I learned more integration techniques and strategies from you than any book

maalikserebryakov

A lot of great development over the last 5 months

txikitofandango

My favorite indefinite solution, you probably recognize it, is -
(1/√2)arcsin(sinx-cosx)
- + c

I never stopped to notice that when the bounds are complimentary the second term is canceled out. Pretty neat.

Thanks, this was a great solution, really enjoying your work. 👍

Ni

Another method consists of substitution t = tan(x) and then use a classical residue calculus.

BernhardElsner

Let I=Int(tan(x)^s, x=0..Pi/2)=Int(u^s/(1+u^2), u=0..infinity) for s€(-1, 1) and by the substitution u=tan(x). Consider the integral Int(u^s/(1+u^2), u=-infinity..infinity) with the cut on (-infinity, 0) and the path of integration above the cut. For s in the given range you can close the contour in the upper half plane and use the residue theorem to find the value 2Pi*i*i^s/(2i)=Pi*i^s.
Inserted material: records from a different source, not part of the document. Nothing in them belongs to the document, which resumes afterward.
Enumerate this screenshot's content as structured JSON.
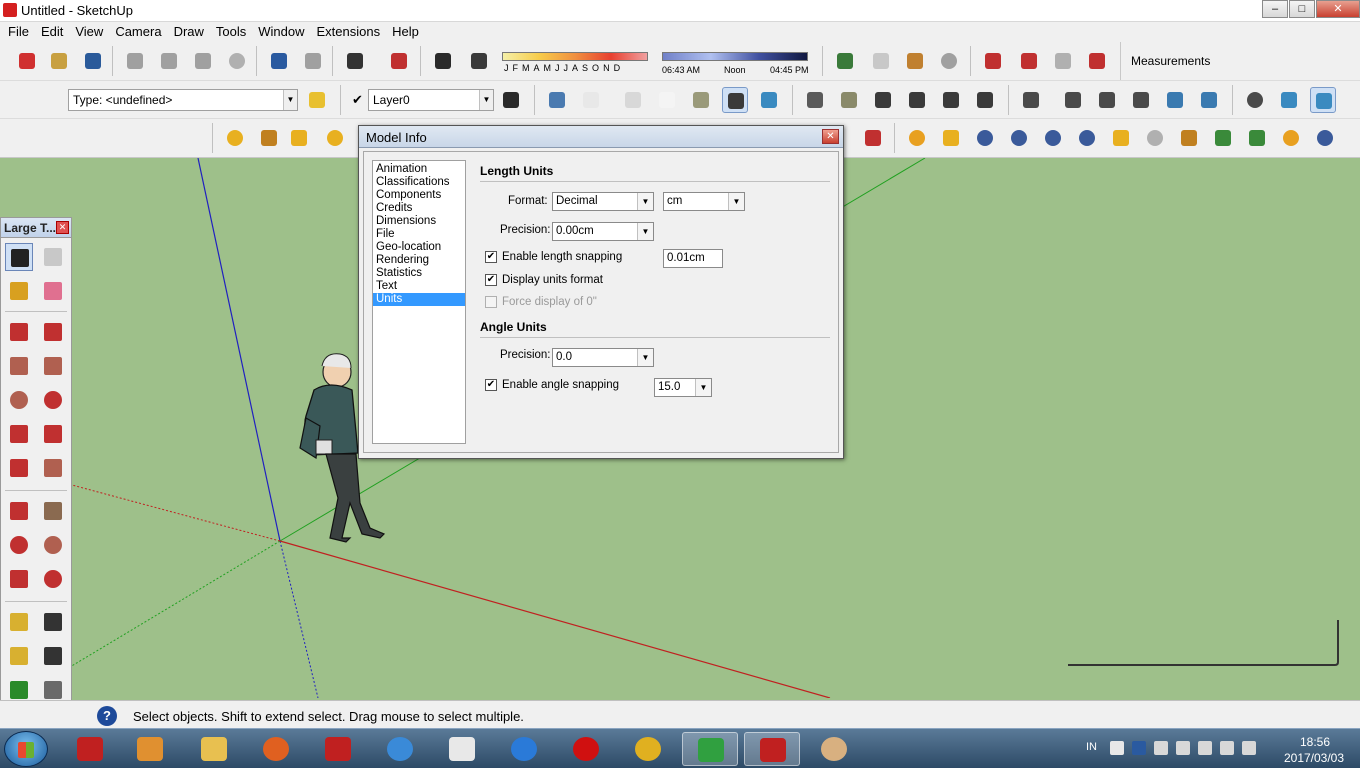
{
  "window": {
    "title": "Untitled - SketchUp",
    "min": "–",
    "max": "□",
    "close": "✕"
  },
  "menu": [
    "File",
    "Edit",
    "View",
    "Camera",
    "Draw",
    "Tools",
    "Window",
    "Extensions",
    "Help"
  ],
  "toolbar": {
    "type_combo": "Type: <undefined>",
    "layer_check": "✔",
    "layer_combo": "Layer0",
    "months": [
      "J",
      "F",
      "M",
      "A",
      "M",
      "J",
      "J",
      "A",
      "S",
      "O",
      "N",
      "D"
    ],
    "time_start": "06:43 AM",
    "time_noon": "Noon",
    "time_end": "04:45 PM",
    "measurements_label": "Measurements",
    "combo_arrow": "▼"
  },
  "large_tools": {
    "title": "Large T...",
    "close": "✕"
  },
  "dialog": {
    "title": "Model Info",
    "close": "✕",
    "categories": [
      "Animation",
      "Classifications",
      "Components",
      "Credits",
      "Dimensions",
      "File",
      "Geo-location",
      "Rendering",
      "Statistics",
      "Text",
      "Units"
    ],
    "selected_category": "Units",
    "length": {
      "heading": "Length Units",
      "format_label": "Format:",
      "format_value": "Decimal",
      "unit_value": "cm",
      "precision_label": "Precision:",
      "precision_value": "0.00cm",
      "snap_label": "Enable length snapping",
      "snap_value": "0.01cm",
      "display_label": "Display units format",
      "force_label": "Force display of 0\"",
      "check": "✔"
    },
    "angle": {
      "heading": "Angle Units",
      "precision_label": "Precision:",
      "precision_value": "0.0",
      "snap_label": "Enable angle snapping",
      "snap_value": "15.0"
    },
    "arrow": "▼"
  },
  "status": {
    "help": "?",
    "message": "Select objects. Shift to extend select. Drag mouse to select multiple."
  },
  "taskbar": {
    "lang": "IN",
    "time": "18:56",
    "date": "2017/03/03"
  },
  "colors": {
    "accent": "#3399ff",
    "viewport": "#9ec08a",
    "red_axis": "#c02020",
    "green_axis": "#20a020",
    "blue_axis": "#2020c0"
  }
}
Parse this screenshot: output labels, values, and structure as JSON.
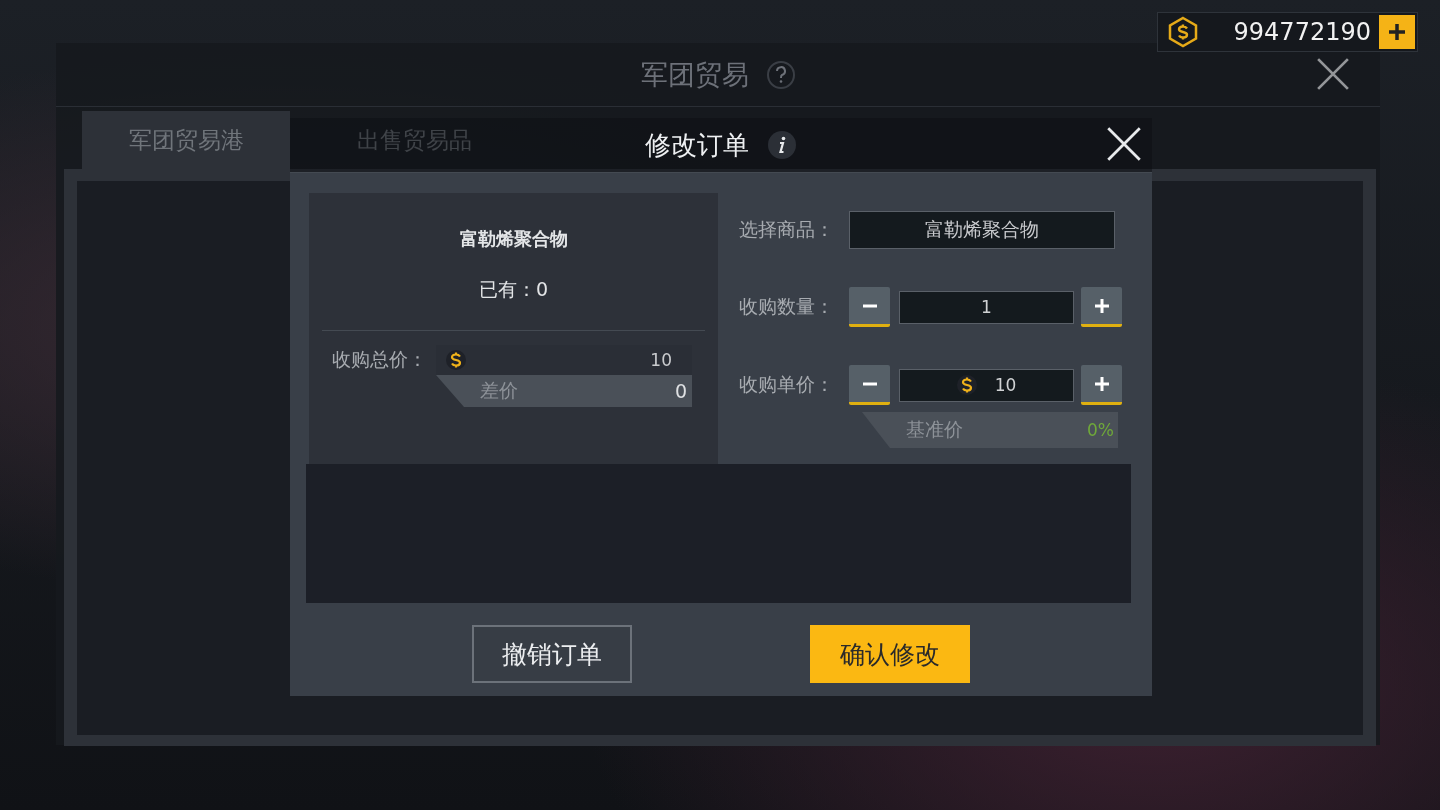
{
  "currency": {
    "amount": "994772190"
  },
  "trade_window": {
    "title": "军团贸易",
    "tabs": [
      {
        "label": "军团贸易港",
        "selected": true
      },
      {
        "label": "出售贸易品",
        "selected": false
      }
    ]
  },
  "dialog": {
    "title": "修改订单",
    "item": {
      "name": "富勒烯聚合物",
      "owned": "已有：0"
    },
    "total": {
      "label": "收购总价：",
      "value": "10",
      "diff_label": "差价",
      "diff_value": "0"
    },
    "select": {
      "label": "选择商品：",
      "value": "富勒烯聚合物"
    },
    "quantity": {
      "label": "收购数量：",
      "value": "1"
    },
    "unit_price": {
      "label": "收购单价：",
      "value": "10",
      "base_label": "基准价",
      "base_value": "0%"
    },
    "buttons": [
      {
        "label": "撤销订单",
        "kind": "secondary"
      },
      {
        "label": "确认修改",
        "kind": "primary"
      }
    ]
  }
}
On the other hand Int(u^s/(1+u^2), u=-infinity..infinity) = Int(u^s/(1+u^2), u=-infinity..0) + Int(u^s/(1+u^2), u=0..infinity) = This gives I=Pi/2/cos(Pi/2*s).

digxx

When substituting, you say twice "you do not need a constant of integration here".
I think it would be better to say, "It is entirely your choice what you are substituting here, so you can choose the constant to be zero or anything else".

ChrT

Outstanding videos - - Great explanations 🤩

MathNotationsVids

I can get more better with calculs.Thank you.🙂.Any book suggestions for 1st year?

johnathan

Very similar trick can be used for indefinite version of this integral too!

mokouf

@ 2:47 The integral in red at the bottom should have a dx, and not a dt.

krisbrandenberger

how did root(cott)dt become root(cotx)dx? i don't understand

JayadrataBanerjee

can you try to solve int of tan(sqrt(x)) dx?? thx

matteocilla

Why not directly employ the king's property to immediately have:
I(√(tan(x));0;π/2)) =
I(√(tan(π/2-x));0;π/2))

Asterisme

What if you multiply the two equations after substitution and the original equation.
You will get I^2 =int 1 dx from 0 pi/2
Which is I^2 =pi/2
And I = sqrt (pi/2)

harryjega

Actually the formula integralfrom 0---> π/2 (tan{x})^1/n =[ π/2 ]÷[Cos{πn/2}] is more convenient

sandeepmehrotra

I dont understand this “difference is in NAME ONLY” comment. “T” was defined earlier as x + pi/2 so it doesnt seem they are just the same variable

cooldawg

You say “t” and “x” are the same, but didnt you explicitely DEFINE “x” as “pi/2” - u?

I dont understand this just saying “u” is “x” part

cooldawg